The defense team of John Stone (John Turturro) and Chandra (Amara Khan) is blindsided by the news of the amphetamine. Why didn't Naz tell them about the amphetamine, which was probably as innocent as Adderall? "Because we don't know him," Stone matter-of-factly answers.

We really don't. Ahmed goes from a babe in the woods to a creature of the woods in this episode, joking with Freddy and his crew, buzzing off all his hair, standing in front of the communal rec room TV to demonstrate that he won't back down, taking out his hidden anger on a punching bag. In these moments, his blankness doesn't connote confusion but hidden depths. When Stone confronts him about the amphetamine in the jail visitors' lounge—the episode's tensest scene—the defendant seems barely interested. He has drugs to smuggle for Freddy, and in the moment his case (let alone his life pre-murder) seems like a distant object on a faraway shore.

Beyond Naz, the episode does a good job of showcasing the show's ensemble cast. You have Box on the case like a slightly bored bloodhound, Chandra replacing Naz as the viewer surrogate in her questions about drugs and defense attorney-ing, and the prosecutor (the fantastic Jeannie Berlin) is making sure the medical examiner knows what to say on the stand. Admittedly, a lot in this episode seems merely to be a prologue to the inevitable trial—not the best parts of what's been a fantastic show but necessary business to move through.

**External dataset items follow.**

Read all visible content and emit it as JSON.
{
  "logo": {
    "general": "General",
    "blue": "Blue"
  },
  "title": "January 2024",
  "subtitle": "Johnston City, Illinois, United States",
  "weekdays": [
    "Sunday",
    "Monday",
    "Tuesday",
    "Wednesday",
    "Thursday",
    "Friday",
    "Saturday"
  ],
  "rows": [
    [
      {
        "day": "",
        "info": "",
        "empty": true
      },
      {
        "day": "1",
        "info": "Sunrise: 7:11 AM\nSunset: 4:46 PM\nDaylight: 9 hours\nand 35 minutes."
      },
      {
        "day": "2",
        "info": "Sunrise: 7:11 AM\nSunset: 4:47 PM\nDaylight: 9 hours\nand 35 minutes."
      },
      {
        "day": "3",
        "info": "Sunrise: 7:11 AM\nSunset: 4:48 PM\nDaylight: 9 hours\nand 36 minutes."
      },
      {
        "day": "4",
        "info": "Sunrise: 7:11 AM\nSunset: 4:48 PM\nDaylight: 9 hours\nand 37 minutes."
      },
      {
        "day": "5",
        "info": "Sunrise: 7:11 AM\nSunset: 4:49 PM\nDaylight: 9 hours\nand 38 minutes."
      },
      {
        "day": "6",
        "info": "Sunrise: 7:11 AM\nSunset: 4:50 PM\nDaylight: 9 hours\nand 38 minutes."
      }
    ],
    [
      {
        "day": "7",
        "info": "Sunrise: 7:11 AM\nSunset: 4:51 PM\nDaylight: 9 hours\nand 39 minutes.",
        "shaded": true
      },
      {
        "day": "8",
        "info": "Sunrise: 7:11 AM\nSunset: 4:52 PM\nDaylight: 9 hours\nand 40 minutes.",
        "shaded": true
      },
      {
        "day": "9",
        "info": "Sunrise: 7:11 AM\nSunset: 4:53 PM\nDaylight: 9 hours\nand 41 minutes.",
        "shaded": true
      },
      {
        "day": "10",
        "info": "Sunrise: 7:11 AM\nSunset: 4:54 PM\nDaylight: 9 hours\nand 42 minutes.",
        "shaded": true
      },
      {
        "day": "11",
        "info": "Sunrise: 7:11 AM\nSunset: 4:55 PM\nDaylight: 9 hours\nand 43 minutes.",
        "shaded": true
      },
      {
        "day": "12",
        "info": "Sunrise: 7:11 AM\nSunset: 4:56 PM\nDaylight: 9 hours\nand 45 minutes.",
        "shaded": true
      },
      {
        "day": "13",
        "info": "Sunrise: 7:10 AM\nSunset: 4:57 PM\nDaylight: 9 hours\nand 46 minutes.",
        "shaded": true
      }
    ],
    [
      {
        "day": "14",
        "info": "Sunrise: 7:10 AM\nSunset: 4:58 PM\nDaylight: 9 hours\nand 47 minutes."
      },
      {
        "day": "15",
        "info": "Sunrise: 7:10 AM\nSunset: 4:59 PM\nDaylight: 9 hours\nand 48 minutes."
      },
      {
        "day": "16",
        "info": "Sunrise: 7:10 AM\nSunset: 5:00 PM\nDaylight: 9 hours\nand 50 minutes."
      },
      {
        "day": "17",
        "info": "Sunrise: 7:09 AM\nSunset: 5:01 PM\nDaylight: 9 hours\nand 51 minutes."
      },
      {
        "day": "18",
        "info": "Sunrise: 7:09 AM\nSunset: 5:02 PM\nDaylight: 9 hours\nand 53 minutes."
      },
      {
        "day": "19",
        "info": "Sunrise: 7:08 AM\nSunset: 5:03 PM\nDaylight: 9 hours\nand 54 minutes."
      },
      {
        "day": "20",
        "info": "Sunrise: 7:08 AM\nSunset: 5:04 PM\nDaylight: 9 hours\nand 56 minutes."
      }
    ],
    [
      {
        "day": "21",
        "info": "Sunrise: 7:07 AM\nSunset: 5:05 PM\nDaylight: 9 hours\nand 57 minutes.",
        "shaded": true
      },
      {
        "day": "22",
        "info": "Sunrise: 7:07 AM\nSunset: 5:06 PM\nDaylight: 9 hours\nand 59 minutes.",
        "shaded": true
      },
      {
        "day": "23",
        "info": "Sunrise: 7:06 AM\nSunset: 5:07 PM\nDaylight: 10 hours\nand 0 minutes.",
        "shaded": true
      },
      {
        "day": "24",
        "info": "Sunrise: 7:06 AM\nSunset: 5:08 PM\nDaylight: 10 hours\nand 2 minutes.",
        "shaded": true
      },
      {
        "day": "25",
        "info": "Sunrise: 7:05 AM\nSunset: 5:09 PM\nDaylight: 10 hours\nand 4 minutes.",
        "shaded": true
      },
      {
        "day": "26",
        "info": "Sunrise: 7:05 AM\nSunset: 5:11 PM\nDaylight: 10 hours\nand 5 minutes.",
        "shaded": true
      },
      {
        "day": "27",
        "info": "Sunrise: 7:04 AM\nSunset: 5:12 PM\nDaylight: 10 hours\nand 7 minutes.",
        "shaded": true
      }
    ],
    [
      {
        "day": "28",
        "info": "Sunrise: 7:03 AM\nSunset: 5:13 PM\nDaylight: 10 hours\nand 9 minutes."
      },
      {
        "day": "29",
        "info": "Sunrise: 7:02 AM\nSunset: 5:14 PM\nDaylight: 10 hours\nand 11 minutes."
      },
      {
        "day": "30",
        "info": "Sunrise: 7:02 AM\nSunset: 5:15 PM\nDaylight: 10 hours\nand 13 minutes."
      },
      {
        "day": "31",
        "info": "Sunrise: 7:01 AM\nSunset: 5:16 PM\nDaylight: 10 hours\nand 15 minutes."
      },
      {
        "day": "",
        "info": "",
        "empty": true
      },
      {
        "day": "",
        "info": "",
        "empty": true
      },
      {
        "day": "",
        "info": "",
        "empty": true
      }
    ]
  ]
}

Finally, there's Stone. We're seeing what makes him such a dogged advocate for his clients—if defending petty criminals is a parade of humiliations, well, so is pretty much his entire life. He explains to hostile and bored teenagers why the world needs defense attorneys; he saves Andrea's cat from getting put down, even though he's allergic to it; he zaps his eczema under brutal UV lights and wraps his feet in cling film; he can't get an erection, then gets one via Viagra only to be brushed aside by the prostitute who is his sorta-girlfiend. This takes up a lot of time and could be a grim slog, but Turturro can sparkle through even the grungiest sequences. If you're not charmed by him saying goodbye to his cat through a door just after taking a boner pill, you have no soul.

Stone is also the only one really working to solve the murder. Box and the prosecution aren't considering other suspects, obviously, but the lawyer has to—hence his skillful shaking-down of Andrea's drug dealers and his zeroing in on a mysterious bystander named, um, Duane Reade. This was the guy staring at Andrea and Naz as they went inside her apartment on the first episode, a shot so unsubtle it might as well have been accompanied by a duh-duh-DUHHHHH musical sting.

We're going to have to wait at least a week to learn his story, however. At the end of the latest episode, Stone has lost Reade's trail and is alone in the dark. It takes a lot to learn a little in the universe of The Night Of, and that's true no matter which side of the TV screen you're on.